There is another category of dormant accounts in applications. Detecting dormancy for application
accounts is a must but little tricky. Application accounts often have non-interactive usage as they may
authenticate through APIs or backend services, not following the traditional login methods. Usage data
may be buried in generic application logs or system events. Also, a single application account might
support several backend services or scheduled jobs. Using targeted log aggregation, parsing and
periodic re-validation of access with the application owners will help in this process.
Tracking Dormancy Cleanup
Cleaning dormant access isn't just good security hygiene, it is a concrete, measurable step toward
regulatory compliance. Standards like PCI DSS, SOX, and NIST explicitly call out stale and inactive
access as risks that must be managed:
• PCI DSS 4.0 (Req. 7.2.5) explicitly states that user accounts and their access levels must be
reviewed regularly. Actively purging dormant accounts not only addresses this requirement
directly but also gives you clear evidence to show auditors you are on top of your controls.
• SOX 404 targets unused privileged accounts as a prime example of material weaknesses. When
you automate dormancy cleanups, auditors see fewer exceptions. The smaller the sample of
problematic accounts, the smoother and faster is your audit.
• NIST Cybersecurity Framework v2.0 (PR.AC-1) clearly instructs organizations to manage
identities by disabling credentials that fall out of active use. Dormancy programs practically
implement this guidance, making compliance a reality.
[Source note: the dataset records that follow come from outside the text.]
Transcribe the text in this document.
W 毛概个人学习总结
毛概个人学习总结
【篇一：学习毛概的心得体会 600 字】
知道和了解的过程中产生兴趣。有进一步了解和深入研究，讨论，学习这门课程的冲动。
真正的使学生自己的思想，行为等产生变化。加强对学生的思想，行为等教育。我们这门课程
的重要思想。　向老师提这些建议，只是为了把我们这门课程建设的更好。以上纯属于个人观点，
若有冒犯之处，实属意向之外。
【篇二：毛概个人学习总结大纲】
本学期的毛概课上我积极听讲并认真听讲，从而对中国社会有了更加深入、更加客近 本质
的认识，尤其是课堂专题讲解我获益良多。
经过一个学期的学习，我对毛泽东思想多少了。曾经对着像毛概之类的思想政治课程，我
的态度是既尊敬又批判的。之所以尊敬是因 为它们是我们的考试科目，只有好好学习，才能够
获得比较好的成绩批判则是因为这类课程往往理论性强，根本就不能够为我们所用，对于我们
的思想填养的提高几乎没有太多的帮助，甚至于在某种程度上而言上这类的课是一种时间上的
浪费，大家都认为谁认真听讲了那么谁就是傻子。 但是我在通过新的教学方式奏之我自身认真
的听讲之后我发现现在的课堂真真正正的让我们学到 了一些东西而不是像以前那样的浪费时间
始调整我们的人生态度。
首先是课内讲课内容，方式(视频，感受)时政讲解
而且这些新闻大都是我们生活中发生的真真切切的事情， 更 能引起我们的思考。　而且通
The real advantage is once you start measuring these efforts, proving your success becomes
straightforward. Focus on metrics like:
• Dormant Account Closure Rate: How many dormant accounts are cleared each month compared
to the overall backlog.
• Mean Time to Remediate (MTTR): How quickly are you cleaning up dormant entitlements once
identified.
• Reduction in UAR Scope: What's the percentage drop in user-access review efforts after
eliminating dormant access.
• False Positive Rate: How often are you incorrectly flagging active service accounts as dormant.